When working with functions, understanding the domain is crucial. The domain of a function is essentially the set of all possible input values (often denoted as \(x\)) that will produce a valid output. To determine the domain, observe any restrictions that could arise when substituting values into the function.

For most functions expressed using simple algebraic expressions, such as polynomials or linear functions, the domain includes all real numbers. This means you can plug in any real number for \(x\), and the function will return a valid output.

However, for functions involving fractions or square roots, special care needs to be taken to avoid division by zero or taking the square root of a negative number. Hence, always look for steps that might restrict the input values, as these affect the overall domain of the function.

• Polynomials: Domain is all real numbers.
• Square roots: Domain is restricted to non-negative numbers.
• Fractions: Domain excludes values making the denominator zero.

Quadratic functions are a type of polynomial function characterized by the expression \(ax^2 + bx + c\), where \(a\), \(b\), and \(c\) are constants and \(a eq 0\). Their graph forms a parabola, which can open upwards or downwards depending on the sign of the leading coefficient \(a\).

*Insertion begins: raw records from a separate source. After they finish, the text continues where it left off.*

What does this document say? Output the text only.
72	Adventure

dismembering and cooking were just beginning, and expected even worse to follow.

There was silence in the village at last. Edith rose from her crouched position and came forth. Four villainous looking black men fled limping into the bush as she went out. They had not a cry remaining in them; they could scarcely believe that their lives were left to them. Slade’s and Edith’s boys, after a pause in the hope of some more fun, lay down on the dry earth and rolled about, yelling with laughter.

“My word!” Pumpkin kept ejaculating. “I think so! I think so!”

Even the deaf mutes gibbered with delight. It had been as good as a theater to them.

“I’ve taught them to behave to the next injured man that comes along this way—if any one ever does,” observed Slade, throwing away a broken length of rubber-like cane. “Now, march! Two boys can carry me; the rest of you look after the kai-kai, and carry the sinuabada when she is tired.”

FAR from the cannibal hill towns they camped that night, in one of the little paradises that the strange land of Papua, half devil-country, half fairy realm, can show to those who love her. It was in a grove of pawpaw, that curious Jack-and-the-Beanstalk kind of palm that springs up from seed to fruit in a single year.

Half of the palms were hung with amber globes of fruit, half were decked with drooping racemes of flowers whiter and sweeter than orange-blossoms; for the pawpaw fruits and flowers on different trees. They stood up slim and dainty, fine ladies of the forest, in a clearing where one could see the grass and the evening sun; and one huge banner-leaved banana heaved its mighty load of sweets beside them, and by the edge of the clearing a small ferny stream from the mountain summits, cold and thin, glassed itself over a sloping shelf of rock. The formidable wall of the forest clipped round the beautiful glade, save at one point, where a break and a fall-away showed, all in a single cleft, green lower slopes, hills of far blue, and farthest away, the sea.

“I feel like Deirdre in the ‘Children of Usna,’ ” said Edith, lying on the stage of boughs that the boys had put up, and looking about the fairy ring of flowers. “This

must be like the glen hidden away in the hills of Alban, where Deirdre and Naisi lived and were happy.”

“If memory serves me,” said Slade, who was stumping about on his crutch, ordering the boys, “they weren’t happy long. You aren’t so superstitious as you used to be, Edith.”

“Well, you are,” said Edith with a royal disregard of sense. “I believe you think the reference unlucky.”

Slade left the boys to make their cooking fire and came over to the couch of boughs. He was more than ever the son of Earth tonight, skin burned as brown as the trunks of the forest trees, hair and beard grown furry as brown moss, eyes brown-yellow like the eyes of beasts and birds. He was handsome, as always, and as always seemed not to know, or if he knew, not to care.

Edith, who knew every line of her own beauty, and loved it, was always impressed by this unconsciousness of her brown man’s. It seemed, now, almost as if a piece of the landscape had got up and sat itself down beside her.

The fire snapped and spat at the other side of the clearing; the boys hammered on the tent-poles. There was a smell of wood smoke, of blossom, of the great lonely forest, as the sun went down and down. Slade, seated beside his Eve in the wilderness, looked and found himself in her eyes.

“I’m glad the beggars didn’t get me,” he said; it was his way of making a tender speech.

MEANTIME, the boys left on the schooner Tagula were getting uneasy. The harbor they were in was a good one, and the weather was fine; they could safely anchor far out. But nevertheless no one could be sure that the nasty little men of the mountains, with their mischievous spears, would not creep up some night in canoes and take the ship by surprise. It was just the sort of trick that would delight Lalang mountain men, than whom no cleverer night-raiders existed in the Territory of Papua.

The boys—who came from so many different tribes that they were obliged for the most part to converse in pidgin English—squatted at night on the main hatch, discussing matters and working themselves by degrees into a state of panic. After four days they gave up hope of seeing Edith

For example, in the function \(g(x) = 2x^2 - 1\), the coefficient \(a = 2\), which is positive. This indicates the parabola opens upwards. Quadratic functions are particularly interesting because they always provide a domain of all real numbers. This is because the \(x^2\) term can handle both positive and negative inputs equally.

• The vertex of the parabola gives the maximum or minimum point.
• Opening direction shows based on the sign of \(a\).
• The axis of symmetry is vertical and passes through the vertex.

Linear functions have the general form \(f(x) = mx + b\) where \(m\) is the slope and \(b\) is the y-intercept. These functions are called 'linear' because their graph is a straight line.

For instance, consider \(f(x) = -2x + 4\). Here, the slope \(m = -2\) indicates that the line is descending as it moves to the right. The y-intercept \(b = 4\) marks the point where the line crosses the y-axis. Linear functions are defined for all real numbers, suggesting their domain spans across all possible real values.

• Slope \(m\) determines the steepness and direction of the line.
• Y-intercept \(b\) specifies where the line crosses the y-axis.
• Constant rate of change makes them easy to model real-world situations.